Active portfolio management sits alongside this governance framework. Rather than maintaining static allocations, the portfolio is continuously assessed as capital is deployed, distributions are realised and new opportunities emerge.
This allows allocations to evolve as conditions change — reflecting shifts in relative value across asset classes, sectors and geographies, as well as changes in liquidity and income requirements.
This combination of governance and active management helps ensure that capital remains efficiently allocated, risks are actively managed, and the portfolio evolves in line with its long-term objectives.
This is simply illustrated by the way active portfolio management has improved capital efficiency over time – keeping capital allocated to the most attractive opportunities as conditions evolve can result in better investment outcomes.
Active portfolio management helps keep capital efficiently deployed
Source: Schroders Capital. 1Return assumptions: Cash 2%, PE 17.5%, Real Estate 14%, and Infrastructure 14%. Portfolio weights for the 5% cash portfolio are Cash 5%, PE 55%, Real Estate 20%, and Infrastructure 20%; for the 20% cash portfolio they are Cash 20%, PE 45%, Real Estate 15%, and Infrastructure 20%. For illustrative purposes only, outcomes are not guaranteed.
An impact-focused multi-private markets strategy in practice
Schroders Capital Solutions’ climate-focused multi-private markets strategy provides a useful illustration of how this framework can be implemented in practice.
The strategy is constructed around clearly defined outcomes: combining capital growth, income generation and clearly defined environmental and social objectives, supported by measurable outcomes where appropriate; rather than being built asset class by asset class.
In practice, this results in a diversified portfolio spanning private equity, infrastructure, real estate and selective liquid exposures. Each component plays a distinct role: private equity as a driver of capital growth, real assets providing income and inflation sensitivity, and liquid allocations supporting pacing and liquidity management.
Rather than applying sustainability as a screen after portfolio construction, impact considerations are embedded at the outset.
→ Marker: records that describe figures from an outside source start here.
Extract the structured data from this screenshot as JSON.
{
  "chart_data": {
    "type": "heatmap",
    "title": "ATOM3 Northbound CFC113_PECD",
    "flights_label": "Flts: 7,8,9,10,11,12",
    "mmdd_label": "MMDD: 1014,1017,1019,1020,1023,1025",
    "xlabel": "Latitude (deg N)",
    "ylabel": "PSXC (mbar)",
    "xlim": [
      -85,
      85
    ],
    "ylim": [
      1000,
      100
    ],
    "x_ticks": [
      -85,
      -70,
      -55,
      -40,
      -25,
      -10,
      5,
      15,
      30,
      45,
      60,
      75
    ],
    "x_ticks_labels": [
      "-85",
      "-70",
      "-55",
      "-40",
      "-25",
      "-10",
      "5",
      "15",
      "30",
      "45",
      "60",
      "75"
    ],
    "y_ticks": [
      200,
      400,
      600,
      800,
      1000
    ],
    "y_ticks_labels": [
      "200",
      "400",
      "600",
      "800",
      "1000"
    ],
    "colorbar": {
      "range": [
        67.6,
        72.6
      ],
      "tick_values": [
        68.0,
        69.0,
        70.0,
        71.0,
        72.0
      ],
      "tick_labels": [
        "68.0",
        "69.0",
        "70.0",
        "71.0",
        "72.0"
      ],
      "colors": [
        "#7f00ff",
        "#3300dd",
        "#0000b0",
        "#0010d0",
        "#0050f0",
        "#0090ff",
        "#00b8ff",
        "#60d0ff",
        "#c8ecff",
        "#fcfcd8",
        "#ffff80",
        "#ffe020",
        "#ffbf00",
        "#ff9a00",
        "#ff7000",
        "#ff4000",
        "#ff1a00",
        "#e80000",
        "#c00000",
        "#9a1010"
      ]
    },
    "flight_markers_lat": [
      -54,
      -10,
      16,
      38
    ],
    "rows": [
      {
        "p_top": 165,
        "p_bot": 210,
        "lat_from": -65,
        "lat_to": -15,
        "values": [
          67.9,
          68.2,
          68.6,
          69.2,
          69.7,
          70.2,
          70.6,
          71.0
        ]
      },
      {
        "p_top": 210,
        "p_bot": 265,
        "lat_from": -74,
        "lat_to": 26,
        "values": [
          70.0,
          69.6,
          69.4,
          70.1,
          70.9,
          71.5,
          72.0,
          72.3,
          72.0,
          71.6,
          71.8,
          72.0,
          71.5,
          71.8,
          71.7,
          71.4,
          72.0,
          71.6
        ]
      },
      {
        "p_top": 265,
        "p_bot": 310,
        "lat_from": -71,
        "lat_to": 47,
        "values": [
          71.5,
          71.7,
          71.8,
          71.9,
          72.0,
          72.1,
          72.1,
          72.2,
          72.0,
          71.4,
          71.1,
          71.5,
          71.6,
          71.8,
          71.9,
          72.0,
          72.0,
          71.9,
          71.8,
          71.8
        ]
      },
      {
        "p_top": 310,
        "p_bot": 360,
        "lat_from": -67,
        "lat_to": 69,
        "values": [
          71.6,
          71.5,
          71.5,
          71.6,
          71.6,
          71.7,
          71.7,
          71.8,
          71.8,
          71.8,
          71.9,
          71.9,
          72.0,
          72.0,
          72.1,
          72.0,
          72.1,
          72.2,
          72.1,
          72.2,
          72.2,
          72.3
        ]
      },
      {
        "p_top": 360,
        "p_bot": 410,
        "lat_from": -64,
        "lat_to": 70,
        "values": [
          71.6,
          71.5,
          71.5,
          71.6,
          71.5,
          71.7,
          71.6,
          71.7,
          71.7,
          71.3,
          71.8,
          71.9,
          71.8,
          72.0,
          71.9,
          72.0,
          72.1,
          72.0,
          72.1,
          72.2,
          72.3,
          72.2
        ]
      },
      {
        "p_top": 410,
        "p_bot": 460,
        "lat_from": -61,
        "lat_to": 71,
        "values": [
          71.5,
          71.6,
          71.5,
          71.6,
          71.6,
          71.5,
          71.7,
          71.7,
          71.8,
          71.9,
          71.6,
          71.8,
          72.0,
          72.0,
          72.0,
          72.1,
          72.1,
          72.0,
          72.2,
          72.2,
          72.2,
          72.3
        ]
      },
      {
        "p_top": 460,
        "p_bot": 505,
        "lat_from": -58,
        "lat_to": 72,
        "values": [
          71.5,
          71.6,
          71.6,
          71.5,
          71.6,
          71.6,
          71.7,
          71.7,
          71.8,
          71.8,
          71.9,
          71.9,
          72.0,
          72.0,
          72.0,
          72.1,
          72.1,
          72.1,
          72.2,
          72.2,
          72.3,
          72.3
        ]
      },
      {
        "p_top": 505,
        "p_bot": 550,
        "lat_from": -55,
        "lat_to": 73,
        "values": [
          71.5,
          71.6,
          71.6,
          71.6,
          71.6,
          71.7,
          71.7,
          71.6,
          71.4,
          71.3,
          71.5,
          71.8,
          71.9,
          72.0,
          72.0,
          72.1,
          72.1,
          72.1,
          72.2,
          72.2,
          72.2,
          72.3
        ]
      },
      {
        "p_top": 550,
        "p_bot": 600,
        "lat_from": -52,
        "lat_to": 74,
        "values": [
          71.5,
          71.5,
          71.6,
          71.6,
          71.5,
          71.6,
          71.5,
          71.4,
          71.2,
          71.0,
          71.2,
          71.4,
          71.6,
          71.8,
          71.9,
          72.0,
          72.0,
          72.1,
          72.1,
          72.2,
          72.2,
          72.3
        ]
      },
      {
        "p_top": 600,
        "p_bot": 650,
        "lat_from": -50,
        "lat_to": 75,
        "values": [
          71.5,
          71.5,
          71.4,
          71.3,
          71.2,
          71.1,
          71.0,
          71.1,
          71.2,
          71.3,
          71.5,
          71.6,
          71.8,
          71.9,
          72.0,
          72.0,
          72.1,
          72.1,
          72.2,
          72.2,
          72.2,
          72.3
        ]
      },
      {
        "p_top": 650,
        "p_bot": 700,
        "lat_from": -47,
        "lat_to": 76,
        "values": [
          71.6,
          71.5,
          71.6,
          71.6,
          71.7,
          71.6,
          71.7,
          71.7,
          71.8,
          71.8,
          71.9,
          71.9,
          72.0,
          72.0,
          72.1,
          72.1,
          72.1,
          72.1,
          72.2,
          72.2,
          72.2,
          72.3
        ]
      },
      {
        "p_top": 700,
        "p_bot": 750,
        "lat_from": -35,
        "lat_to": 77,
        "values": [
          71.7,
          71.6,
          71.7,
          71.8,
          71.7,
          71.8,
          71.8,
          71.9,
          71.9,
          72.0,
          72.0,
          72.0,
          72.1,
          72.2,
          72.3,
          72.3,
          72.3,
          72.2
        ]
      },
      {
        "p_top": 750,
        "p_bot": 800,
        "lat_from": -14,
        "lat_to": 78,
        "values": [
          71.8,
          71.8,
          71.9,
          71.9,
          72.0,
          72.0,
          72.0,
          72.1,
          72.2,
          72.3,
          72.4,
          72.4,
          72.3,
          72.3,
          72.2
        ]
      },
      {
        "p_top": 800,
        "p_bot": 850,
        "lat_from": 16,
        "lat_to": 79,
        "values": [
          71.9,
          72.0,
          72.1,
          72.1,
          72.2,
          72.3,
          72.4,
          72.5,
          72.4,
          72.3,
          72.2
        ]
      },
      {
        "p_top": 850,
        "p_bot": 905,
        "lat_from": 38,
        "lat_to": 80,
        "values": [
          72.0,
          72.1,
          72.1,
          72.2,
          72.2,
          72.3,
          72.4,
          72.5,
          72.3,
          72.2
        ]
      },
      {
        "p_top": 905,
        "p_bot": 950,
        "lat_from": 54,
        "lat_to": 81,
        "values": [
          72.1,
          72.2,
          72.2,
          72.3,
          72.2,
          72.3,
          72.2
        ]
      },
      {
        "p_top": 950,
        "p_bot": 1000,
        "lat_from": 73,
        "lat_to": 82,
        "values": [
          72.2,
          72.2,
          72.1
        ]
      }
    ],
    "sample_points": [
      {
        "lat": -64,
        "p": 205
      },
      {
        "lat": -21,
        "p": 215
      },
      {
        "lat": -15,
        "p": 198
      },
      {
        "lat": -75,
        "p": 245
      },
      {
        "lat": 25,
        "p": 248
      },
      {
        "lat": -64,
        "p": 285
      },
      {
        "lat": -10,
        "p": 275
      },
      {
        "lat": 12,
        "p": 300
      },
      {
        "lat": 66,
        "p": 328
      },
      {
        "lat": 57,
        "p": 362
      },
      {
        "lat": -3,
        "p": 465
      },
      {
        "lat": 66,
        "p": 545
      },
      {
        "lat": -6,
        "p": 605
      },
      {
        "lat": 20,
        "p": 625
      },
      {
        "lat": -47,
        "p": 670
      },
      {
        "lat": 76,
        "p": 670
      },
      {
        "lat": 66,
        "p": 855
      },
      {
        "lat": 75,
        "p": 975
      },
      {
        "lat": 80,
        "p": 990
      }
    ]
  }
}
Investments are selected based on their ability to contribute to environmental and social outcomes, alongside their financial return potential.
In practice, this can include metrics such as avoided emissions or the number of beneficiaries supported through climate adaptation and social investments.
As the portfolio evolves, capital is deployed and reallocated across asset classes and implementation methods in response to changing market conditions. This allows the strategy to maintain diversification, manage liquidity and continue allocating capital to the most attractive opportunities.
The resulting portfolio provides exposure to a broad range of underlying investments – as illustrated through selected case studies below.
The underlying exposures illustrate how our multi-private markets approach is implemented in practice across asset classes:
- Private equity: exposure to sectors such as healthcare and home care provision, supporting long-term growth and social outcomes
- Infrastructure: investments in renewable energy, including onshore and offshore wind and solar, providing contracted cashflows and inflation linkage
- Climate adaptation: exposure to climate insurance solutions in emerging markets, supporting resilience to climate-related risks
- Real estate and social infrastructure: investments in town-centre regeneration, social infrastructure and affordable housing, contributing to social inclusion and community development
Together, these exposures illustrate how a multi-private markets strategy can be constructed to deliver both financial and impact outcomes in a single, integrated portfolio.